2) A Prohibitive Business Incubation Environment
There are many factors here, ranging from underdeveloped physical infrastructure to support tech businesses, high levels of illiteracy and poor access to education opportunities among many Africans, limited access to technology and tech gadgets, and the fact that many Africans still remain very skeptical of online financial solutions. With such humongous challenges, building a profitable tech enterprise in Africa still remains a big challenge. The penetration of the Internet and technological gadgets like smart phones into the interior of the remotest parts of Africa still remains very low, with regular Internet access still quite expensive for most Africans.

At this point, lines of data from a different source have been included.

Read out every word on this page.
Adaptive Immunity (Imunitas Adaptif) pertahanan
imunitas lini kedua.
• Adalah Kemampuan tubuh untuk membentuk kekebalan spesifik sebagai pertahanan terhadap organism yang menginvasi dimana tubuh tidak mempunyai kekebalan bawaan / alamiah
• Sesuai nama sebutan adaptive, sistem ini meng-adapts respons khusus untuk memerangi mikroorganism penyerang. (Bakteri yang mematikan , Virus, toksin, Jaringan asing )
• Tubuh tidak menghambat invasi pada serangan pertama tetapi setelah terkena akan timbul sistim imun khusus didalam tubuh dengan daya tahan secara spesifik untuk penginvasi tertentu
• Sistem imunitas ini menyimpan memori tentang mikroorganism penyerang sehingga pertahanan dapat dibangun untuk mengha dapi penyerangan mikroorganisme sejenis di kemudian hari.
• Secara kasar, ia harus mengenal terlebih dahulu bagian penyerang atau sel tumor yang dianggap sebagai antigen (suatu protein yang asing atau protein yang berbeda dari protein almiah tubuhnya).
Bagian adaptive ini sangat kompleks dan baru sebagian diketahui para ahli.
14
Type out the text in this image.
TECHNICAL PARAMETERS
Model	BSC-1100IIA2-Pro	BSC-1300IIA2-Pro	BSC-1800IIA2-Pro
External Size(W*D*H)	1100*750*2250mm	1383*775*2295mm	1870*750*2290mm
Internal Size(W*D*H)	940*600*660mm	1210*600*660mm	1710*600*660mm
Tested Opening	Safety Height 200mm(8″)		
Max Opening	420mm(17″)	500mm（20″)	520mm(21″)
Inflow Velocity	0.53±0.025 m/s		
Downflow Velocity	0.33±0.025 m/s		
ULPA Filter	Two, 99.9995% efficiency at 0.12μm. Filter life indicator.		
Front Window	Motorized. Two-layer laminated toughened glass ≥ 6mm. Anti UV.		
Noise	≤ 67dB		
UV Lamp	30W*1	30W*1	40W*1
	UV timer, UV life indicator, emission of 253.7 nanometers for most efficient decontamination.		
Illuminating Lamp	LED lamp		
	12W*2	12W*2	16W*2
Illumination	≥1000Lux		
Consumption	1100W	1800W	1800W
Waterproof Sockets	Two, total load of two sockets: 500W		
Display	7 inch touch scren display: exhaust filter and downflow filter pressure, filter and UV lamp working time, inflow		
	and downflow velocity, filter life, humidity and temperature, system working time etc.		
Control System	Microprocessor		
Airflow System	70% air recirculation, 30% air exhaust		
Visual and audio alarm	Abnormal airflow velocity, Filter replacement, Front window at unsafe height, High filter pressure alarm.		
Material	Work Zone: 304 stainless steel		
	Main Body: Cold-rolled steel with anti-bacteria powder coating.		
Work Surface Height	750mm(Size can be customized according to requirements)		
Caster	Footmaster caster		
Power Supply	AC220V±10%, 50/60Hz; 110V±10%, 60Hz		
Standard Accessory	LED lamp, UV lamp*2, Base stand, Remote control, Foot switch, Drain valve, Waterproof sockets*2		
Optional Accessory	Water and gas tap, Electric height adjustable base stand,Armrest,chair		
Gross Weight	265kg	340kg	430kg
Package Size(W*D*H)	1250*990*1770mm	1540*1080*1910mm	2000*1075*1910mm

3) High Fragmentation of Markets and Limited Access to Capital
African tech markets are highly fragmented. With more than 50 sovereign countries in Africa, the diversity in languages, infrastructural systems, currencies and cross-border systems, as well as culturally, socio-economically and politically, is quite huge. This creates massive barriers that hinder the growth of African technology businesses across national and regional boundaries. The companies’ supply and distribution chains are also very limited. Subsequently, this makes it much more difficult for eCommerce enterprises to take advantage of economies of scale and access to affordable capital. A country like Kenya has tried to make it easier for its youth and other marginalized groups like women and people living with disabilities to access capital by having specialized funds geared towards these groups. However, there still remains a lot to be done to reduce the bureaucracies that slow down access to such funds.
4) Highly Restrictive Regulatory Policies and Corruption
Government policies can also promote or restrict the smooth operation of tech entrepreneurship in their respective countries and regions. For instance, in 2013 Ghana passed a law requiring that any foreign entity wanting to invest in a Ghanaian startup must be able to provide financial support of US$200,000 or more. That is a huge figure when most foreign organizations are willing (or able) to part with only between US$5,000 and $100,000. To make things even worse, very few of the local investors who aren’t skeptical of tech enterprises can fill this gap. Many African regulatory authorities also seem unable or unwilling to enforce IP protection and property rights laws that would help protect companies from unscrupulous competition. Several potential foreign funders of local African startups are often scared away by the high levels of corruption in both public and private institutions.
So, What Can Be Done to Help the Situation?
- African governments should take steps to enhance the promotion of Intra-African collaboration to reduce the high level of fragmentation among businesses.
- African youth should take advantage of platforms like social media to market their tech startups since traditional channels like TV, radio and billboard ads are much more expensive.
- Governments in Africa also have a huge role to play in eliminating corruption and improving regulatory systems to further assure foreign investors of a smooth operating environment.
- To mitigate against the challenge of high fragmentation, African countries should enhance the formation of regional economic blocs to further harmonize business conditions across regions.
- More needs to be done to curb the high levels of online fraud that has made many Africans skeptical and even fearful of tech-savvy financial solutions.